Hauntings of Florida State University
Hundreds of stories have been told, but three have proven to be most commonly experienced.
One of the University’s most well-known haunted sites, Cawthon Hall’s fifth floor dorms have been known to give students reason to suspect supernatural activity.
“Students were most scared from the Cawthon Hall story because […] many students on campus today can attest to unusual things that happened there during their stay,” said Micah Biana, a 2012 Orientation Leader.
According to a 1971 report in The Florida Flambeau, several years before FSU became co-ed in 1949, a female was sunbathing on the balcony of the Gothic building. As typical in Florida, a thunderstorm randomly formed and a lightning bolt struck the girl, killing her instantly.
Since then, students living in the fifth floor room she occupied (the specific room number remains undisclosed by the university) have reported mysterious sounds and an overwhelming sense of another’s presence.
“When I first moved in, we heard voices and footsteps from our suitemates room, but when we would check, no one was in there,” said Michael Arellano, a freshman who lives on Cawthon Hall’s fifth floor.
He also said his door closes without any explanation and that the showers on his floor are known to turn on and off randomly.
It is also said that Sarah Cawthon Edward, the woman whom the building is named after, still roams the hallways. As the dean that counseled the young women of the all-girls university, she was known to approach her job duties with a serious attitude and work attentively with the young women.
However, as the end of the decade passed, the Roaring Twenties brought students new ways of thinking, dress, public drinking and smoking, all of which Cawthon Edward did not approve.
It is believed that she underwent a nervous breakdown and was sent to a sanitarium. Cawthon Edwards never completely recovered from her breakdown or got over the loss of her job at the college in 1925. It is said that after her death, she returned to the halls she once loved so dearly.
Formerly known as “Gallows Hill” in the 1830s, Florida State’s grand entrance to campus has had several reports of paranormal activity.
Gallows Hill was the site for public executions in Tallahassee starting in 1829. The first to be hanged at the location was a woman convicted of murdering her own child.
In the Aug. 1, 1832 edition of the local newspaper, another “prolonged trial,” this one of David S. Rogers, was described but did not indicate the charges for which he was sentenced. The paper stated that “He met his fate with great firmness, and we were glad to observe but few persons were present except the militia who were out to serve as guards.”
While only two reports were given about the hangings at Gallows Hill, there is no lack of ghostly activity here.
It is not uncommon to come across a student who has seen unusual things or heard strange sounds when walking by Westcott Fountain at night.
Perhaps they are hearing the cries of the dead that still haunt the hill.
ROTC parade grounds
It is believed that cadets of the West Florida Cadet Battalion have not stopped their drills on the campus parade ground where part of the Civil War took place.
FSU students and members of ROTC have reported that electricity goes off during showers.

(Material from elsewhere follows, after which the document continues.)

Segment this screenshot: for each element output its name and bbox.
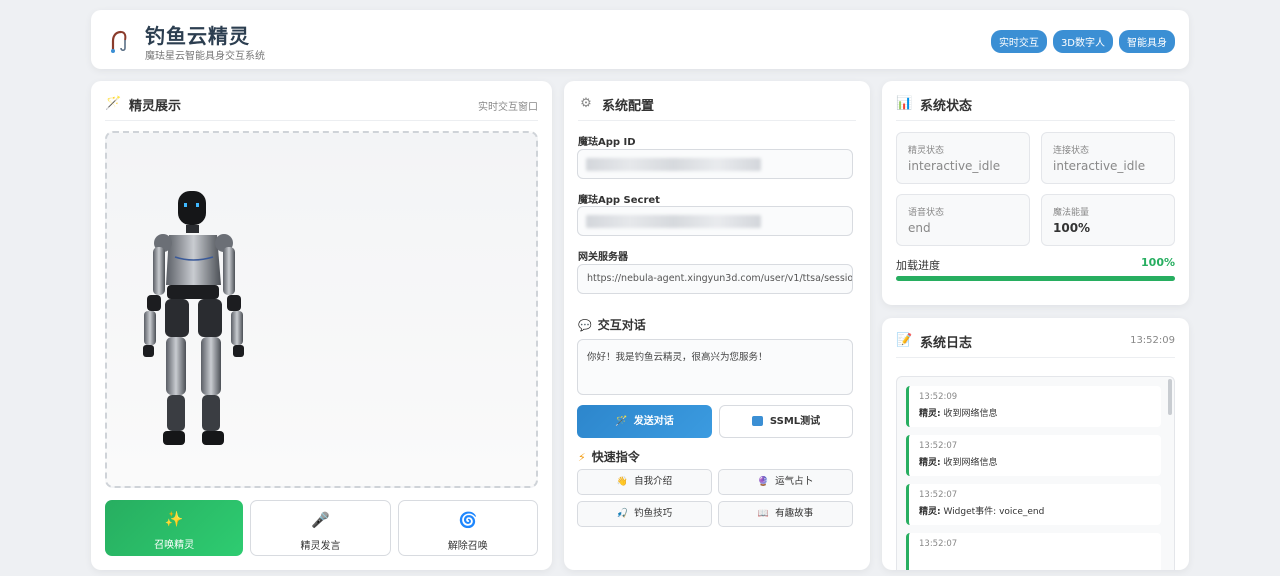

When students get out of the shower to investigate, lights and electricity suddenly turn back on. In the fogged up mirror the letters “TB” are drawn out.
Other encounters involve reports of a ‘hairy figure’ on the outskirts of campus. One woman claimed when walking by herself near the parade ground around midnight, the hairy figure appeared in front of her. The woman sprinted away in fear of the creature but when she looked back it was gone.